Ich lese mir nie meinen Eintrag vom Vorjahr durch, während ich diesen Beitrag schreibe. Ich will mich nicht beeinflusst fühlen in dem, was ich schreibe. Wenn ich mich wiederhole, dann soll das eben so sein, denn ich will an diesem Tag einfach an Christoph denken, etwas über ihn schreiben und was ich denke. Sicherlich kommen dann immer wieder ähnliche oder gleiche Gedanken auf, denn diese Gedanken schleppe ich immerhin schon seit 10 Jahren mit mir herum.

Christoph fehlt mir und mit Christophs Tod glaube ich, dass ein großer Teil meiner damaligen Unschuld erschossen wurde.
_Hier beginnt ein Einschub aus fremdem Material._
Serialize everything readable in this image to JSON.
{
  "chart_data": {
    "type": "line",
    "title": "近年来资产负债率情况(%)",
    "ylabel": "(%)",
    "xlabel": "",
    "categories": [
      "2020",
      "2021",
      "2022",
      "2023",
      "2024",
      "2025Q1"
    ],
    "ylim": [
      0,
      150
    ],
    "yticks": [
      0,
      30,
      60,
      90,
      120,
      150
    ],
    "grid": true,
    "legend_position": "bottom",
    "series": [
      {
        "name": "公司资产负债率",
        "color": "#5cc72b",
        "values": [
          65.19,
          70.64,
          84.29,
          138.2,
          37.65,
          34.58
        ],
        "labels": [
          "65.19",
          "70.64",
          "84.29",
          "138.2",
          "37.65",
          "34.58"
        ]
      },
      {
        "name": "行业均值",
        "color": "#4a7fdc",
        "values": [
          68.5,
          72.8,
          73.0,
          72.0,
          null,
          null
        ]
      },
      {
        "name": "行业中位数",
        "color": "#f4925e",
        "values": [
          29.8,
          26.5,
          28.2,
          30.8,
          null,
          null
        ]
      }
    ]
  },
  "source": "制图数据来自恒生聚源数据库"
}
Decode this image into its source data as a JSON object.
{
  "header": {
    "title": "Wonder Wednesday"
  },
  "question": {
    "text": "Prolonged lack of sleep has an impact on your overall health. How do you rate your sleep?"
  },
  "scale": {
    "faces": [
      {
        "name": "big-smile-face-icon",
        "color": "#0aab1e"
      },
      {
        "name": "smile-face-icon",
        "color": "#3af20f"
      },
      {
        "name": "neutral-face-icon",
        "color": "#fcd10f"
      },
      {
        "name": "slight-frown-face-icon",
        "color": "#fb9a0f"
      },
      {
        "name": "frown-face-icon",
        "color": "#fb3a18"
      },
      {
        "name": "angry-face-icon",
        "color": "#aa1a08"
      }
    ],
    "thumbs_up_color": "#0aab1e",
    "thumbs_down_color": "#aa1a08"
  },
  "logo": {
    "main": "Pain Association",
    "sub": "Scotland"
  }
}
Wie konnte so jemand erschossen werden? Christoph war nicht nur ein begnadeter Rollenspiele, er war auch ein großartiger Mensch. Ich kannte ihn leider viel zu wenig, aber er hat mich immer inspiriert, er hat mir immer Energie gegeben und er hat mir gezeigt, mit was für einem Elan, mit was für einer Freude, mit was für einer unverkrampften Art man an Rollenspiel und Organisation gehen kann. Einfach machen – und dafür leben.

Wie kann man so jemanden erschießen? Neid? Ja, das war es vermutlich. Es ist heute aber immer noch unbegreiflich für mich. Seit diesem Tag, als ich Hannes Mail damals in der LARP-ML gelesen hatte, ist für mich das Rollenspiel verbissener geworden, es ist schmerzlicher geworden, es ist härter geworden. Es schien mir fast, als ob seitdem die Rollenspiel-Szene auch ihre eigene Unschuld erschossen hätte. Da das allerdings nicht nur im LARP so war, sondern auch im P&P und im Online-Rollenspiel, gehe ich davon aus, dass die Szene schon immer so war – nur meine Sicht von ihr mit einer rosa Brille und einer idealistischen Szene, die diesen Tag nicht überlebte.

Wäre alles noch anders, wenn Christoph noch da wäre? Wäre ich vielleicht nicht so verbissen? Wäre ich vielleicht nicht so dünnhäutig an vielen Stellen? Wäre ich vielleicht noch richtig aktiv im LARP mit dabei? Nicht mehr nur dieses „ja, ich will auch endlich mal wieder LARPen“… ich weiß es nicht. Das kann vermutlich niemand sagen.

Manchmal frage ich mich aber heute, was Christoph zu mir sagen würde. Ich habe seither immer versucht, dem nachzuleben, was er vorgelebt hat. Ich habe seither versucht, Engagement zu zeigen, Begeisterung in mir selbst, aber auch Begeisterungsfähigkeit für Andere. Ich habe versucht, Möglichkeiten zu zeigen, nicht Hindernisse zu bieten. Ich habe versucht, Brücken zu bauen, nicht sie abzureißen – und ich bekomme dafür immer wieder auf die Schnauze. Doch ich rappele mich dann wieder auf, vielleicht verbitterter, vielleicht bemühter, aber ich gebe nicht auf.

Ist das überhaupt in seinem Sinne? Wie ist ihm das gelungen? Oder war das für ihn auch nicht so einfach? Hatte er genau die gleichen Probleme? Oder habe ich ihn einfach nur immer falsch verstanden und das hier ist gar nicht „sein“ Weg, sondern „meiner“. Das muss nicht schlecht sein, aber ich wünschte mir zumindest, dass ich noch einmal mit ihm reden könnte und er mir sagen könnte, was er davon hält. Ob es, selbst wenn es nicht „sein“ Weg, trotzdem etwas ist, was er respektiert und gut findet? Denn ich habe immer sehr viel auf seine Meinung gegeben. Ich vermisse Christoph dieses Jahr irgendwie ganz besonders.